Common Accounts (Igor Bragado and Miles Gertler), You’re Well Liked in Your Community, 2023. Multi-media installation, alkaline hydrolysis fluid remains, heavy duty polyethylene, curtains, single-colour LED sign.
The conclusion of the exhibition is a video by Oreet Ashery, Revisiting Genesis – Episode 8: Bambi, Death Online (2016). The notion of memorialization is continued in this web-series documentary of the management of the digital self after death. Ashery presents services that capitalize on the distribution of messages from a deceased person’s digital self. This commodification of memory exemplifies our society’s progression to a world where the self does not stop with the physical, rather transcends corporeality and exists digitally, therefore companies must capitalize that realm of existence as well.

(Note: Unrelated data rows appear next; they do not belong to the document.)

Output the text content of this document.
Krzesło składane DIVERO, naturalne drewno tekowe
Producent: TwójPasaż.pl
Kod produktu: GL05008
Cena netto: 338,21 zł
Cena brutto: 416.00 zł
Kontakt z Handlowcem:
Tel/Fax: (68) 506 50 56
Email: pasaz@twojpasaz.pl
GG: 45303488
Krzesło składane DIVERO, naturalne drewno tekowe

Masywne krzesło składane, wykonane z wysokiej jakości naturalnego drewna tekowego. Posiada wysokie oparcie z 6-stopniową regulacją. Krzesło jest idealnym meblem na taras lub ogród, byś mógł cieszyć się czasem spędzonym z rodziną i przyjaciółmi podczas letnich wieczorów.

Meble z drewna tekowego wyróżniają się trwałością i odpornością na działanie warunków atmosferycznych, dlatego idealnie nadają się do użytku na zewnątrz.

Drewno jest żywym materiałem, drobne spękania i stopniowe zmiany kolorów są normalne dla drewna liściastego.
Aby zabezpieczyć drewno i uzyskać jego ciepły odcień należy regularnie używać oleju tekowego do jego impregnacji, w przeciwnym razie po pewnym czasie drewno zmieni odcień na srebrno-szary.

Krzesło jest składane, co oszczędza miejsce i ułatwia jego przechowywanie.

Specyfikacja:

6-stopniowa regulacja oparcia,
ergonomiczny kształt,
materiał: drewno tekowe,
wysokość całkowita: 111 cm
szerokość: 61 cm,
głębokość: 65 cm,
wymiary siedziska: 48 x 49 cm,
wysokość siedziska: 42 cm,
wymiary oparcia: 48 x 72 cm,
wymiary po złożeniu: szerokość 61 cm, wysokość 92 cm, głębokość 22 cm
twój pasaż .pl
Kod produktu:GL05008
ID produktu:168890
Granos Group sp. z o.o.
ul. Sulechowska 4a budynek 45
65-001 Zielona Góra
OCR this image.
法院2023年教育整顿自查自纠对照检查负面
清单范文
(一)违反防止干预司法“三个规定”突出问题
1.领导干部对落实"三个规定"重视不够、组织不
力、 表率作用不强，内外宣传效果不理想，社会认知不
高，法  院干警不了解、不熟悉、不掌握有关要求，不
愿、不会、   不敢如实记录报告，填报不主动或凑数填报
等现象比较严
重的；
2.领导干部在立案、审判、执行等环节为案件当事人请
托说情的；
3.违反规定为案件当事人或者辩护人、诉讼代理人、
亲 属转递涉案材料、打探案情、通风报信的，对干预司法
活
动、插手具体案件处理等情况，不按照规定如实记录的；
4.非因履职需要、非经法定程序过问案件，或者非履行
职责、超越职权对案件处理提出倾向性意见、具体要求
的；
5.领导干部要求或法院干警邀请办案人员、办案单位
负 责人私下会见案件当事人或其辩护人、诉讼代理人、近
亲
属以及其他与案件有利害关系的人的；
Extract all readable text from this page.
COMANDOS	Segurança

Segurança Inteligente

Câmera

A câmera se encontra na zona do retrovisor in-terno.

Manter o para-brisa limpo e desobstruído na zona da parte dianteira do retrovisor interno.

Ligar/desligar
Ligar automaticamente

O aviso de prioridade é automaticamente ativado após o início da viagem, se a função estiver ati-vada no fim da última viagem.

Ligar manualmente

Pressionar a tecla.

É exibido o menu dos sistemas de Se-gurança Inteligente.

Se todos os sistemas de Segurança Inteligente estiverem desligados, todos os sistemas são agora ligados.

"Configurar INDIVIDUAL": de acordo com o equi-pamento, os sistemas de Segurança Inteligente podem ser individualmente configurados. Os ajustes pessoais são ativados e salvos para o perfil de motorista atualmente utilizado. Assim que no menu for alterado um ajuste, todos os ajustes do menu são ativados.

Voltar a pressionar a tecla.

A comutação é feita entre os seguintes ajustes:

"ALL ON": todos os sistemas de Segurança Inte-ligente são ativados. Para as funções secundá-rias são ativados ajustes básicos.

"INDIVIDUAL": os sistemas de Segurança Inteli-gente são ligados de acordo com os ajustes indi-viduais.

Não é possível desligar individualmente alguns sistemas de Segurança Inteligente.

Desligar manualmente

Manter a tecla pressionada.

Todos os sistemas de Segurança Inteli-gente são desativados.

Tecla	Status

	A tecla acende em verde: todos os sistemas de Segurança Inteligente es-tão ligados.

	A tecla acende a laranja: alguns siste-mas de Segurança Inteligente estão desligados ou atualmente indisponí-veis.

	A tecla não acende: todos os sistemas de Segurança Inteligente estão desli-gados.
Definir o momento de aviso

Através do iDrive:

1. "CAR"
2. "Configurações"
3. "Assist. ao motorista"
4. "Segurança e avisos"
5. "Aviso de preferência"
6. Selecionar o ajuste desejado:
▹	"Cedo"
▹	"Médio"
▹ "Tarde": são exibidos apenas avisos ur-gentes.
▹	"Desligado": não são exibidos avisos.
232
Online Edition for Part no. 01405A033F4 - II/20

Tumbling in Harness successfully confronts online death through its diverse works that engage with the digital at the same time as critiquing the progression of our society. This exhibition answers the question “what happens when we die” and presents new avenues to explore surrounding death, such as digital memorialization, anti-corporeality, and capitalistic control over death. This exhibition leaves a lasting impression promoting the contemplation of the intersection of (im)mortality and the digital realm.
Nina Ankisetty
All images Installation view: Tumbling in Harness / Group exhibition, May 3–July 22, 2023, Art Museum at the University of Toronto. Photo: Toni Hafkenscheid. Courtesy of the Art Museum at the University of Toronto.
*Exhibition information: Tumbling in Harness, May 3 – July 22, 2023, Art Museum at the University of Toronto, Justina M. Barnicke Gallery (in Hart House) 7 Hart House Circle, Toronto. Museum hours: Tue, Thurs, Fri, Sat 12 – 5 pm, Wed 12 – 8 pm.